Los anglocatólicos argumentan que los concilios generales nunca consentieron en reconocer ninguna primacía en el obispo de Roma excepto el mismo tipo de primacía que reclamaron para el obispo de Constantinopla. El canon vigésimo octavo de Calcedonia enunció este principio de igualdad entre Constantinopla y Roma, pero el Papa León el Grande protestó enérgicamente contra este canon. El emperador Marciano intervino y obligó a Anatolio, obispo de Constantinopla, que inspiró este canon, a enmendar al obispo de Roma y obedecer las leyes de la Iglesia. Acto seguido, Anatolio escribió al Papa León que él no tenía nada que ver con la aprobación del canon, pero que algunos miembros de su clero lo habían redactado y los obispos lo habían votado. Añadió que la confirmación de todos los actos del Concilio estaba, por supuesto, reservada al Papa. Estas son sus palabras: Cum et sic gestorum vis omnis et confirmatio auctoritate vestrae beatitudinis fuerit reservata. (“Dado que toda la validez y confirmación de los actos del Consejo quedará reservada a la autoridad de Su Santidad”). Esto no parece una “presidencia de honor”. . . .
¿Suerte o Providencia?
A menudo se ha dicho que el crecimiento del papado en los primeros siglos, y más tarde en la Edad Media, se debió enteramente a su conexión con el imperio y a la importancia de la ciudad de Roma como centro de dominio mundial.
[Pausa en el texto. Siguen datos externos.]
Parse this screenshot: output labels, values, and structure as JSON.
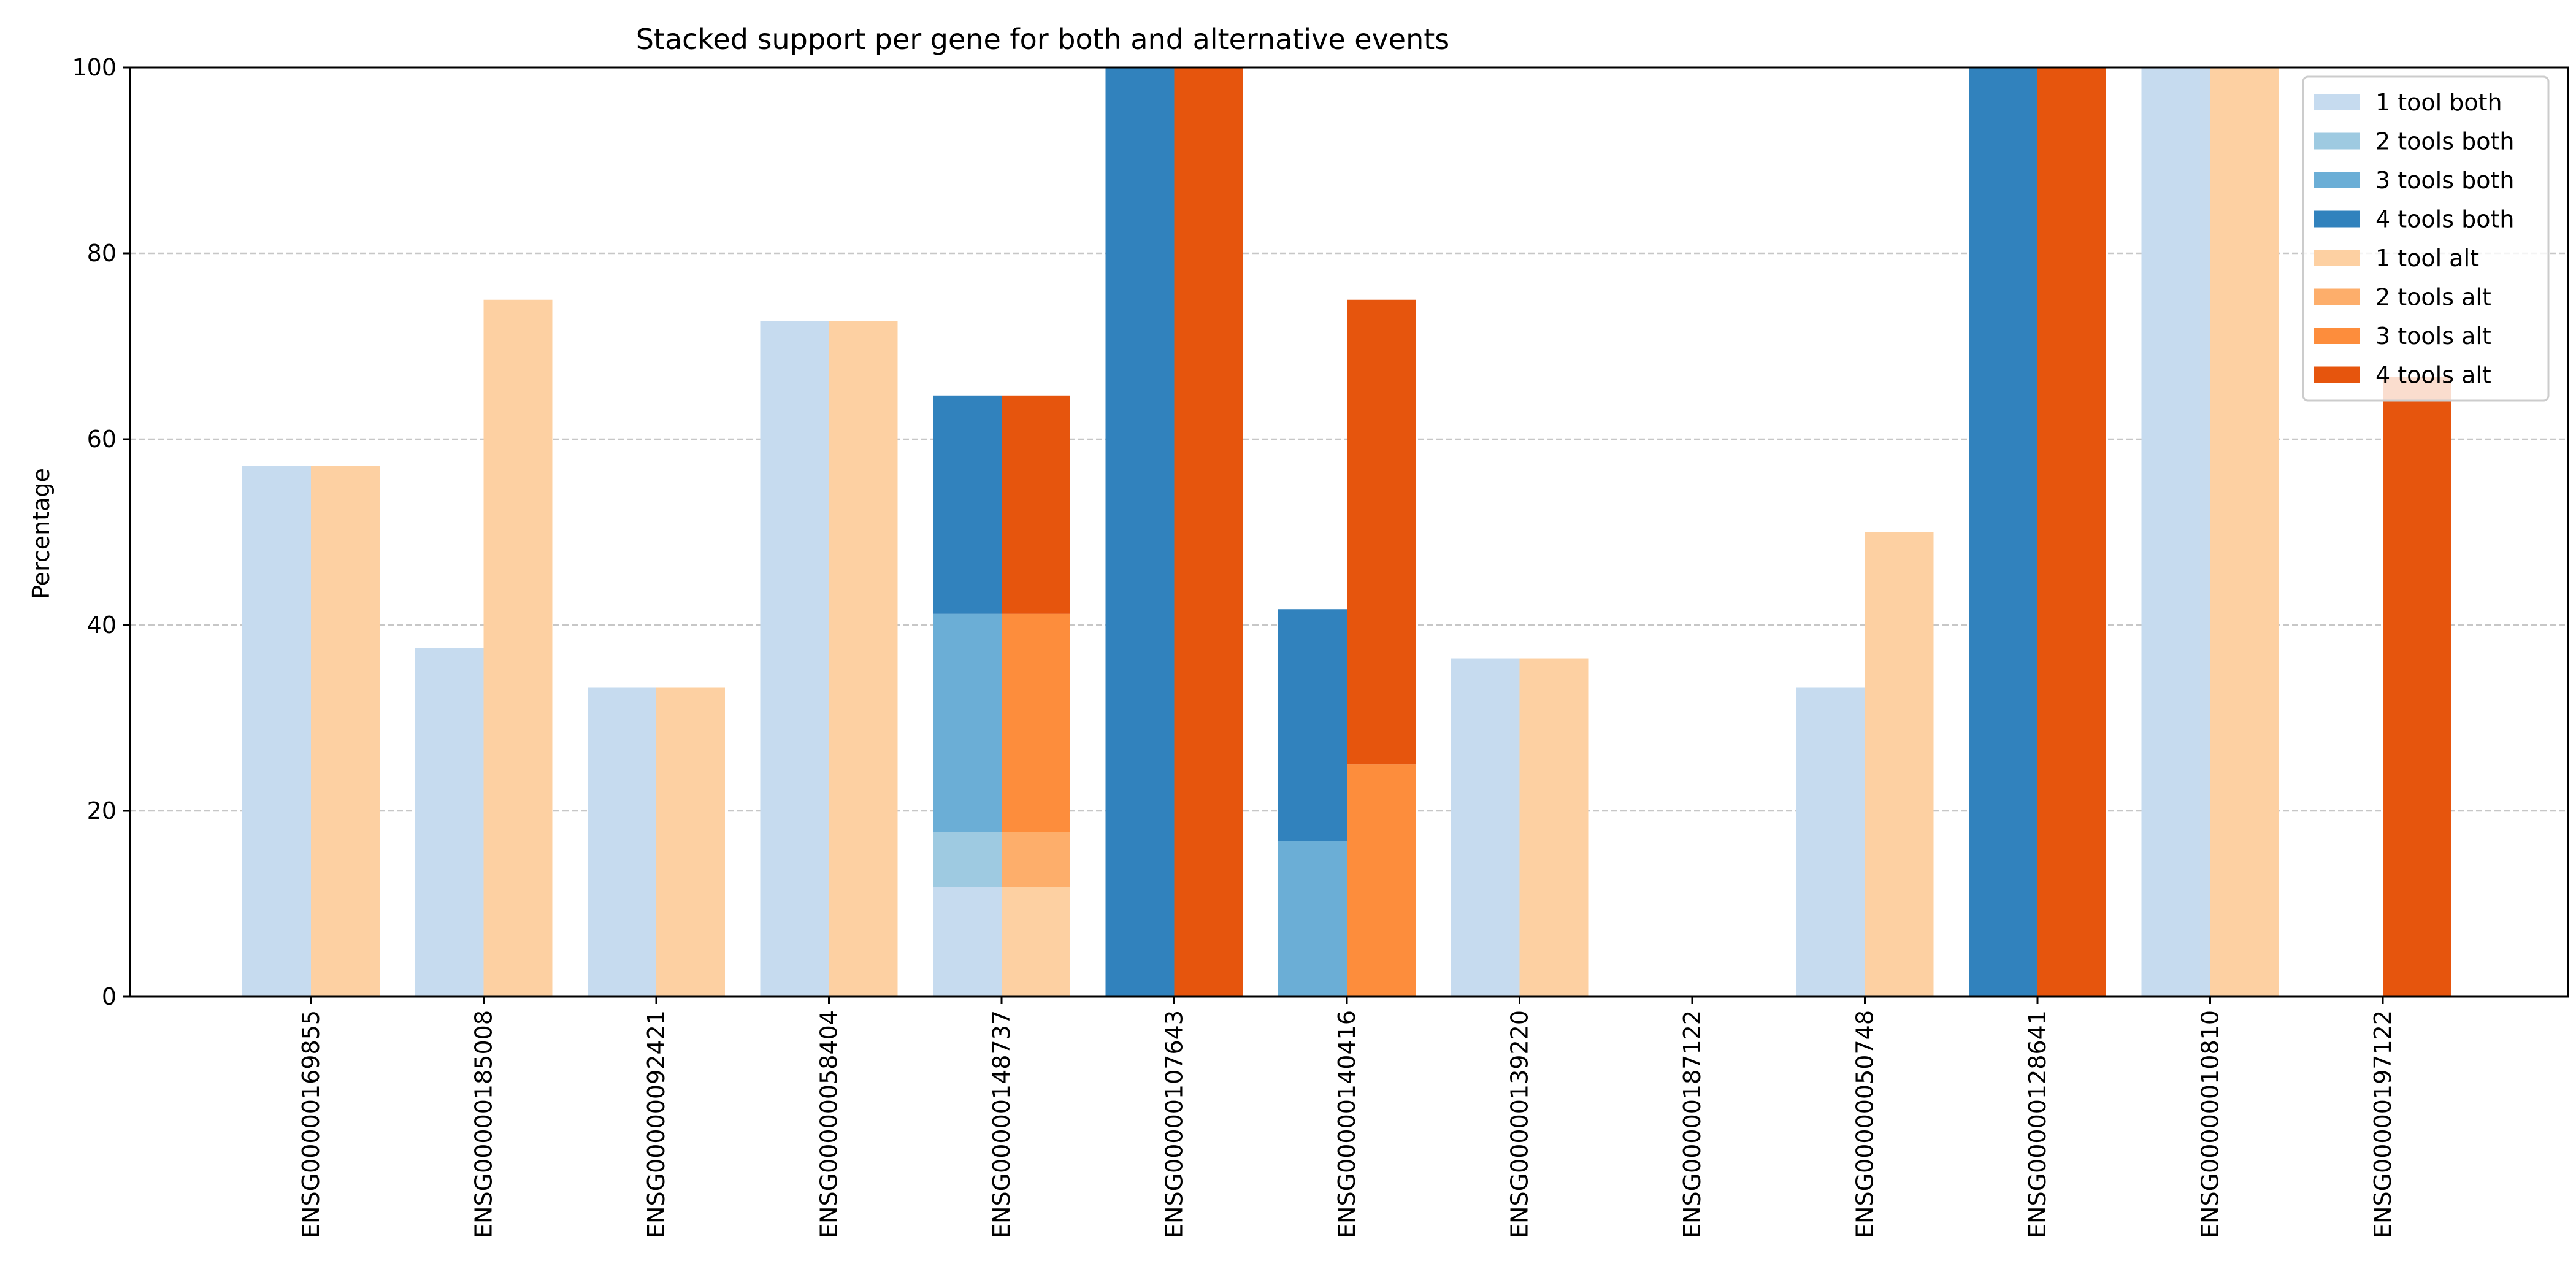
{
  "chart_data": {
    "type": "bar",
    "title": "Stacked support per gene for both and alternative events",
    "xlabel": "",
    "ylabel": "Percentage",
    "ylim": [
      0,
      100
    ],
    "yticks": [
      0,
      20,
      40,
      60,
      80,
      100
    ],
    "grid": "y-dashed",
    "legend_position": "upper-right",
    "categories": [
      "ENSG00000169855",
      "ENSG00000185008",
      "ENSG00000092421",
      "ENSG00000058404",
      "ENSG00000148737",
      "ENSG00000107643",
      "ENSG00000140416",
      "ENSG00000139220",
      "ENSG00000187122",
      "ENSG00000050748",
      "ENSG00000128641",
      "ENSG00000010810",
      "ENSG00000197122"
    ],
    "groups": [
      {
        "stack": "both",
        "series": [
          {
            "name": "1 tool both",
            "color": "#c6dbef",
            "values": [
              57.1,
              37.5,
              33.3,
              72.7,
              11.8,
              0,
              0,
              36.4,
              0,
              33.3,
              0,
              100,
              0
            ]
          },
          {
            "name": "2 tools both",
            "color": "#9ecae1",
            "values": [
              0,
              0,
              0,
              0,
              5.9,
              0,
              0,
              0,
              0,
              0,
              0,
              0,
              0
            ]
          },
          {
            "name": "3 tools both",
            "color": "#6baed6",
            "values": [
              0,
              0,
              0,
              0,
              23.5,
              0,
              16.7,
              0,
              0,
              0,
              0,
              0,
              0
            ]
          },
          {
            "name": "4 tools both",
            "color": "#3182bd",
            "values": [
              0,
              0,
              0,
              0,
              23.5,
              100,
              25.0,
              0,
              0,
              0,
              100,
              0,
              0
            ]
          }
        ]
      },
      {
        "stack": "alt",
        "series": [
          {
            "name": "1 tool alt",
            "color": "#fdd0a2",
            "values": [
              57.1,
              75.0,
              33.3,
              72.7,
              11.8,
              0,
              0,
              36.4,
              0,
              50.0,
              0,
              100,
              0
            ]
          },
          {
            "name": "2 tools alt",
            "color": "#fdae6b",
            "values": [
              0,
              0,
              0,
              0,
              5.9,
              0,
              0,
              0,
              0,
              0,
              0,
              0,
              0
            ]
          },
          {
            "name": "3 tools alt",
            "color": "#fd8d3c",
            "values": [
              0,
              0,
              0,
              0,
              23.5,
              0,
              25.0,
              0,
              0,
              0,
              0,
              0,
              0
            ]
          },
          {
            "name": "4 tools alt",
            "color": "#e6550d",
            "values": [
              0,
              0,
              0,
              0,
              23.5,
              100,
              50.0,
              0,
              0,
              0,
              100,
              0,
              66.7
            ]
          }
        ]
      }
    ]
  }
}
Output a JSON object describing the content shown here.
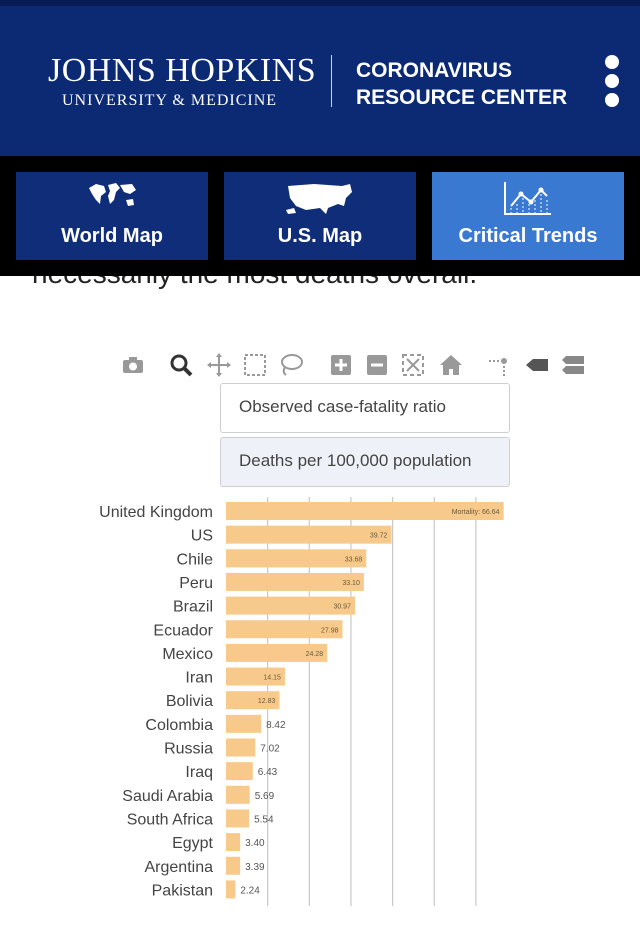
{
  "header": {
    "logo_line1": "JOHNS HOPKINS",
    "logo_line2": "UNIVERSITY & MEDICINE",
    "title_line1": "CORONAVIRUS",
    "title_line2": "RESOURCE CENTER",
    "menu_icon": "vertical-dots-icon"
  },
  "nav": {
    "world_map": "World Map",
    "us_map": "U.S. Map",
    "critical_trends": "Critical Trends"
  },
  "page_text_partial": "necessarily the most deaths overall.",
  "toolbar": {
    "icons": [
      "camera-icon",
      "zoom-icon",
      "pan-icon",
      "box-select-icon",
      "lasso-select-icon",
      "zoom-in-icon",
      "zoom-out-icon",
      "autoscale-icon",
      "reset-axes-icon",
      "spike-lines-icon",
      "hover-closest-icon",
      "hover-compare-icon"
    ]
  },
  "options": {
    "observed": "Observed case-fatality ratio",
    "deaths_per_100k": "Deaths per 100,000 population"
  },
  "colors": {
    "bar": "#f7c98a",
    "header_bg": "#0c2a74",
    "active_tab": "#3a79d2"
  },
  "chart_data": {
    "type": "bar",
    "orientation": "horizontal",
    "categories": [
      "United Kingdom",
      "US",
      "Chile",
      "Peru",
      "Brazil",
      "Ecuador",
      "Mexico",
      "Iran",
      "Bolivia",
      "Colombia",
      "Russia",
      "Iraq",
      "Saudi Arabia",
      "South Africa",
      "Egypt",
      "Argentina",
      "Pakistan"
    ],
    "values": [
      66.64,
      39.72,
      33.68,
      33.1,
      30.97,
      27.98,
      24.28,
      14.15,
      12.83,
      8.42,
      7.02,
      6.43,
      5.69,
      5.54,
      3.4,
      3.39,
      2.24
    ],
    "value_labels": [
      "Mortality: 66.64",
      "39.72",
      "33.68",
      "33.10",
      "30.97",
      "27.98",
      "24.28",
      "14.15",
      "12.83",
      "8.42",
      "7.02",
      "6.43",
      "5.69",
      "5.54",
      "3.40",
      "3.39",
      "2.24"
    ],
    "xlim": [
      0,
      70
    ],
    "grid": true
  }
}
Pero éste es un argumento que puede usarse igualmente bien a favor del papado. ¿No podemos decir que fue por orden divina que el papado se estableció en la ciudad de Roma y no en Constantinopla, Jerusalén, Alejandría o Antioquía, donde más tarde sería privado de su poder? ¿Lo llamaremos simplemente un golpe de buena suerte o lo atribuiremos a la providencia de Dios?
La alternativa a creer que el papado es parte de la constitución divina de la Iglesia es creer que ha sido impuesto a la Iglesia por las maquinaciones de hombres malvados y el giro fortuito de los acontecimientos históricos. Si aceptamos la última alternativa, nos vemos obligados a llegar a la conclusión de que la mayor parte de la Iglesia católica ha caído en el error. Esto implica demasiado, porque significa que el Espíritu Santo no ha estado guiando a la Iglesia a toda la verdad y que nuestro Señor se equivocó cuando prometió que las puertas del infierno no prevalecerían contra su Iglesia.